Jadi, siapa sebenarnya Itachi Uchiha? Apakah ia seorang monster tak berperasaan, ataukah ia justru seorang martir yang mengorbankan segalanya demi kedamaian? Mari kita bedah kebenaran di balik bayangan Sang Gagak Hitam.
1. Anak Ajaib yang Lahir di Era Perang
Untuk memahami keputusan ekstrem yang diambil Itachi, kita harus kembali ke masa kecilnya. Itachi lahir sebagai putra sulung dari Fugaku Uchiha, pemimpin klan Uchiha yang terpandang. Sejak balita, Itachi sudah menyaksikan ngerinya Perang Dunia Shinobi Ketiga. Di usia empat tahun, ia melihat mayat-mayat bergelimpangan di medan perang, sebuah pengalaman traumatis yang menanamkan pasifisme mendalam di jiwanya. Ia membenci peperangan dan sangat mendambakan kedamaian.

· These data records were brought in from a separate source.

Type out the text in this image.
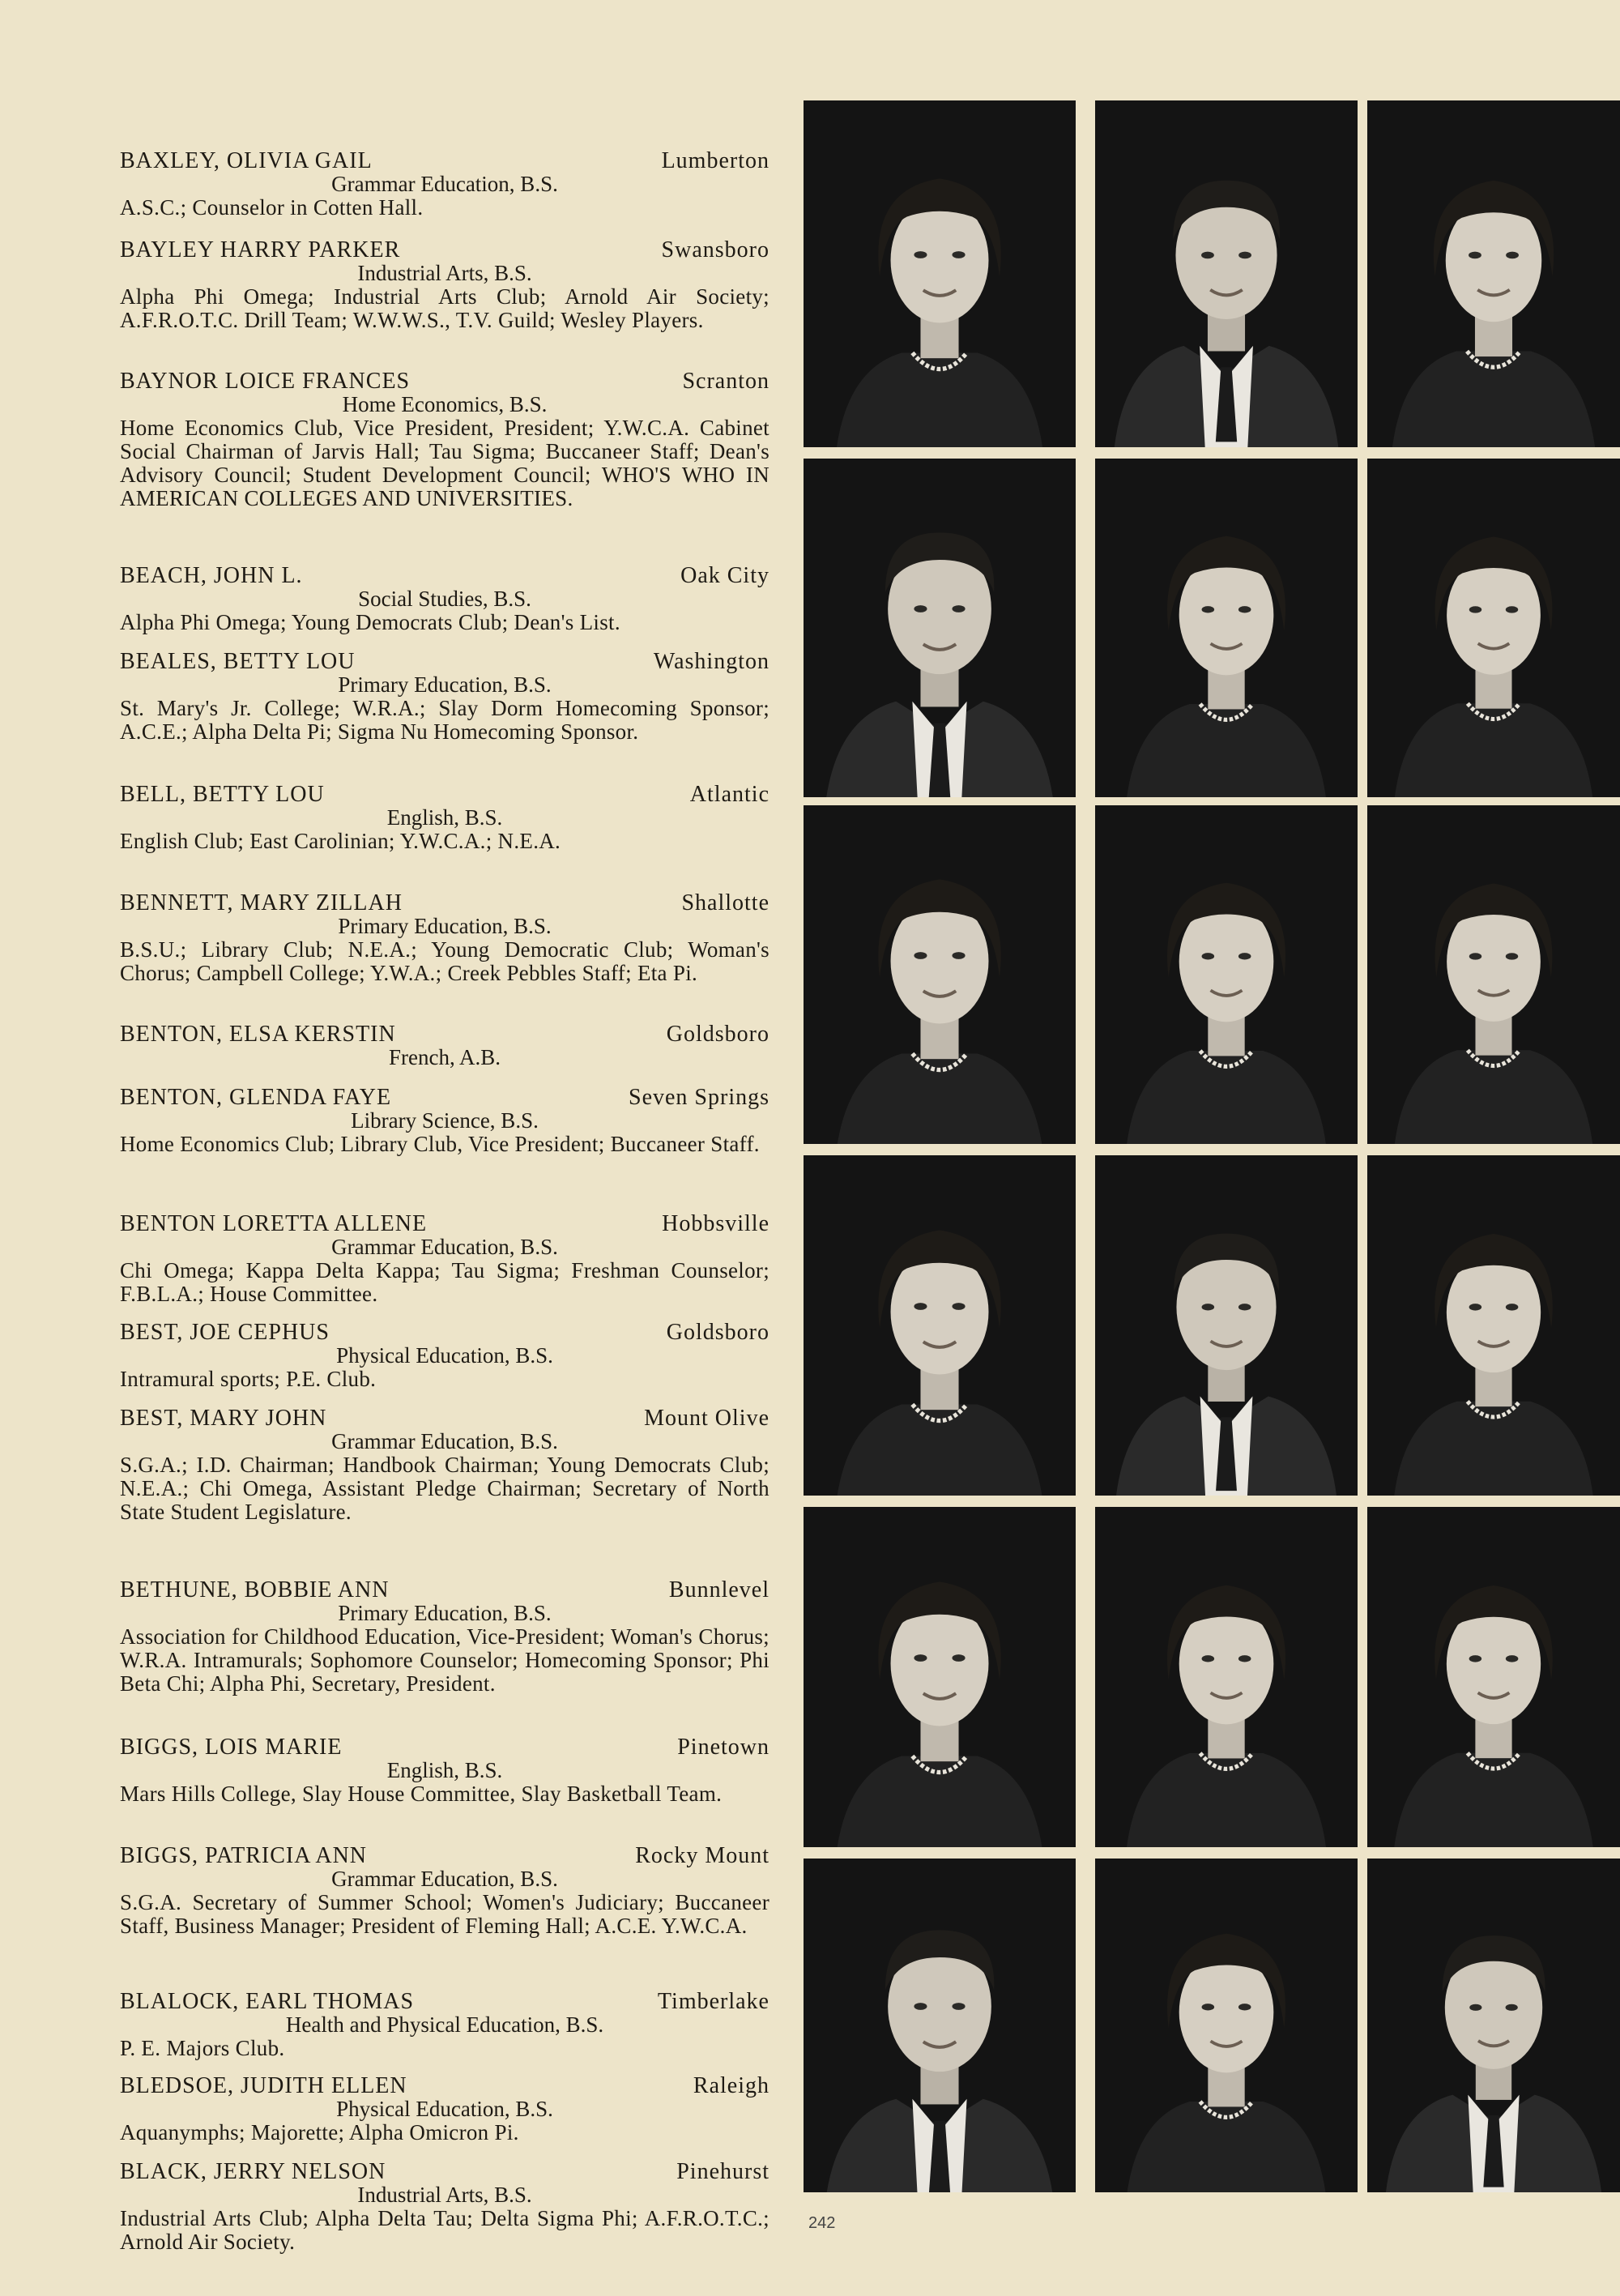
BAXLEY, OLIVIA GAIL	Lumberton
Grammar Education, B.S.
A.S.C.; Counselor in Cotten Hall.
BAYLEY HARRY PARKER	Swansboro
Industrial Arts, B.S.
Alpha Phi Omega; Industrial Arts Club; Arnold Air Society; A.F.R.O.T.C. Drill Team; W.W.W.S., T.V. Guild; Wesley Players.
BAYNOR LOICE FRANCES	Scranton
Home Economics, B.S.
Home Economics Club, Vice President, President; Y.W.C.A. Cabinet Social Chairman of Jarvis Hall; Tau Sigma; Buccaneer Staff; Dean's Advisory Council; Student Development Council; WHO'S WHO IN AMERICAN COLLEGES AND UNIVERSITIES.
BEACH, JOHN L.	Oak City
Social Studies, B.S.
Alpha Phi Omega; Young Democrats Club; Dean's List.
BEALES, BETTY LOU	Washington
Primary Education, B.S.
St. Mary's Jr. College; W.R.A.; Slay Dorm Homecoming Sponsor; A.C.E.; Alpha Delta Pi; Sigma Nu Homecoming Sponsor.
BELL, BETTY LOU	Atlantic
English, B.S.
English Club; East Carolinian; Y.W.C.A.; N.E.A.
BENNETT, MARY ZILLAH	Shallotte
Primary Education, B.S.
B.S.U.; Library Club; N.E.A.; Young Democratic Club; Woman's Chorus; Campbell College; Y.W.A.; Creek Pebbles Staff; Eta Pi.
BENTON, ELSA KERSTIN	Goldsboro
French, A.B.
BENTON, GLENDA FAYE	Seven Springs
Library Science, B.S.
Home Economics Club; Library Club, Vice President; Buccaneer Staff.
BENTON LORETTA ALLENE	Hobbsville
Grammar Education, B.S.
Chi Omega; Kappa Delta Kappa; Tau Sigma; Freshman Counselor; F.B.L.A.; House Committee.
BEST, JOE CEPHUS	Goldsboro
Physical Education, B.S.
Intramural sports; P.E. Club.
BEST, MARY JOHN	Mount Olive
Grammar Education, B.S.
S.G.A.; I.D. Chairman; Handbook Chairman; Young Democrats Club; N.E.A.; Chi Omega, Assistant Pledge Chairman; Secretary of North State Student Legislature.
BETHUNE, BOBBIE ANN	Bunnlevel
Primary Education, B.S.
Association for Childhood Education, Vice-President; Woman's Chorus; W.R.A. Intramurals; Sophomore Counselor; Homecoming Sponsor; Phi Beta Chi; Alpha Phi, Secretary, President.
BIGGS, LOIS MARIE	Pinetown
English, B.S.
Mars Hills College, Slay House Committee, Slay Basketball Team.
BIGGS, PATRICIA ANN	Rocky Mount
Grammar Education, B.S.
S.G.A. Secretary of Summer School; Women's Judiciary; Buccaneer Staff, Business Manager; President of Fleming Hall; A.C.E. Y.W.C.A.
BLALOCK, EARL THOMAS	Timberlake
Health and Physical Education, B.S.
P. E. Majors Club.
BLEDSOE, JUDITH ELLEN	Raleigh
Physical Education, B.S.
Aquanymphs; Majorette; Alpha Omicron Pi.
BLACK, JERRY NELSON	Pinehurst
Industrial Arts, B.S.
Industrial Arts Club; Alpha Delta Tau; Delta Sigma Phi; A.F.R.O.T.C.; Arnold Air Society.
242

Itachi bukanlah ninja biasa; ia adalah seorang genius sejati (prodigy).
- Ia lulus dari Akademi Ninja di usia 7 tahun (hanya dalam waktu satu tahun) dengan nilai tertinggi.
- Menguasai Sharingan di usia 8 tahun.
- Lulus ujian Chunin di usia 10 tahun.
- Menjadi kapten pasukan elite ANBU di usia 13 tahun.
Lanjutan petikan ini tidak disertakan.